Pourquoi ? Je passe du constat à l'hypothèse : sans doute pour la même raison que la dette grecque.

Parce que l'oligarchie n'a rien à y perdre et tout à y gagner. Elle n'est pas terrorisée du tout, au contraire, elle est "en embuscade".

Et parce que, face à elle, la décision politique, la démocratie, hypnotisées par les kamikazes, tremblotent, se réchauffent avec des bougies, des mantras laïcistes, de la langue de bois militariste.


Varoufakis a emprunté le titre de son livre à Christine Lagarde, qui voulait avoir à faire à "des adultes". La démocratie grandit. La bureaucratie infantilise.

Notes

[1] Merci au passage à Edgar qui avait attiré mon attention sur les travaux et le blog de Yanis Varoufakis.

mardi 4 octobre 2016

Syrie : le devoir de l'ONU est d'imposer la paix

Après les assassinats abominables de "l'État islamique", les armées russe et syrienne bombardent et anéantissent les hôpitaux d'Alep. La guerre civile atteint un niveau d'horreur qui doit, qui devrait, révulser tous les démocrates, tous les humains, et les pousser à intervenir, d'une façon ou d'une autre, pour arrêter le massacre.

Bien sûr cela aurait dû être fait avant, bien avant.

Bien sûr cela pourrait être vrai ailleurs.

Il y a des horreurs partout dans le monde, et sur place, des forces politiques ou militaires qui donnent plus ou moins d'espoir de contribuer ultérieurement à la paix civile. En Syrie, un degré d'horreur est atteint que l'humanité n'avait connu ni en Bosnie, ni en Libye, ni au Sri Lanka (et pourtant), ni dans l'Ituri au Congo…

Il y avait une bonne raison de ne pas intervenir dans les premières années du conflit (sinon, et cela a été fait, contre les armes chimiques) : la crainte légitime que la situation après intervention ne soit encore pire qu'avant. Ce qui arrive hélas souvent, comme cela a été le cas en Libye. Parce que l'intervention casse l'appareil d'État qui, même criminel, reste pour beaucoup de gens et dans beaucoup de situations, une protection.
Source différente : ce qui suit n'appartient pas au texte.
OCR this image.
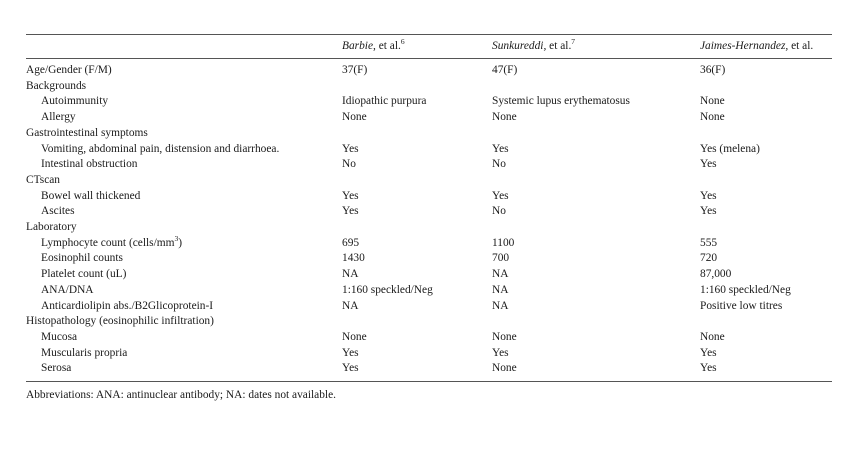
	Barbie, et al.$^6$	Sunkureddi, et al.$^7$	Jaimes-Hernandez, et al.
Age/Gender (F/M)	37(F)	47(F)	36(F)
Backgrounds			
Autoimmunity	Idiopathic purpura	Systemic lupus erythematosus	None
Allergy	None	None	None
Gastrointestinal symptoms			
Vomiting, abdominal pain, distension and diarrhoea.	Yes	Yes	Yes (melena)
Intestinal obstruction	No	No	Yes
CTscan			
Bowel wall thickened	Yes	Yes	Yes
Ascites	Yes	No	Yes
Laboratory			
Lymphocyte count $(cells/mm^3)$	695	1100	555
Eosinophil counts	1430	700	720
Platelet count (uL)	NA	NA	87,000
ANA/DNA	1:160 speckled/Neg	NA	1:160 speckled/Neg
Anticardiolipin abs./B2Glicoprotein-I	NA	NA	Positive low titres
Histopathology (eosinophilic infiltration)			
Mucosa	None	None	None
Muscularis propria	Yes	Yes	Yes
Serosa	Yes	None	Yes
Abbreviations: ANA: antinuclear antibody; NA: dates not available.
Dans la situation actuelle de la Syrie, difficile d'imaginer qu'un lendemain après intervention puisse être pire que l'anéantissement en cours.

Et bien sûr, quand la guerre civile dégénère à un point pareil, les coupables sont partout, dans tous les camps. La mission de l'ONU dans une situation pareille est (non pas de donner la victoire à un camp mais) d'imposer la paix par la force. Ce qui est réellement difficile. Mais qu'est-ce qui est aujourd'hui plus important, plus urgent ?

La Syrie a besoin de 200000 casques bleus. D'AWACS, de Rafale, de matériels de transmission et d'interception, de milliers de blindés légers. D'un protectorat international le temps de reconstituer une société, de recréer les conditions d'un dialogue. D'une police et d'une justice pour trouver et condamner les coupables. De vérité et de réconciliation. De milliers de bulldozers et de grues.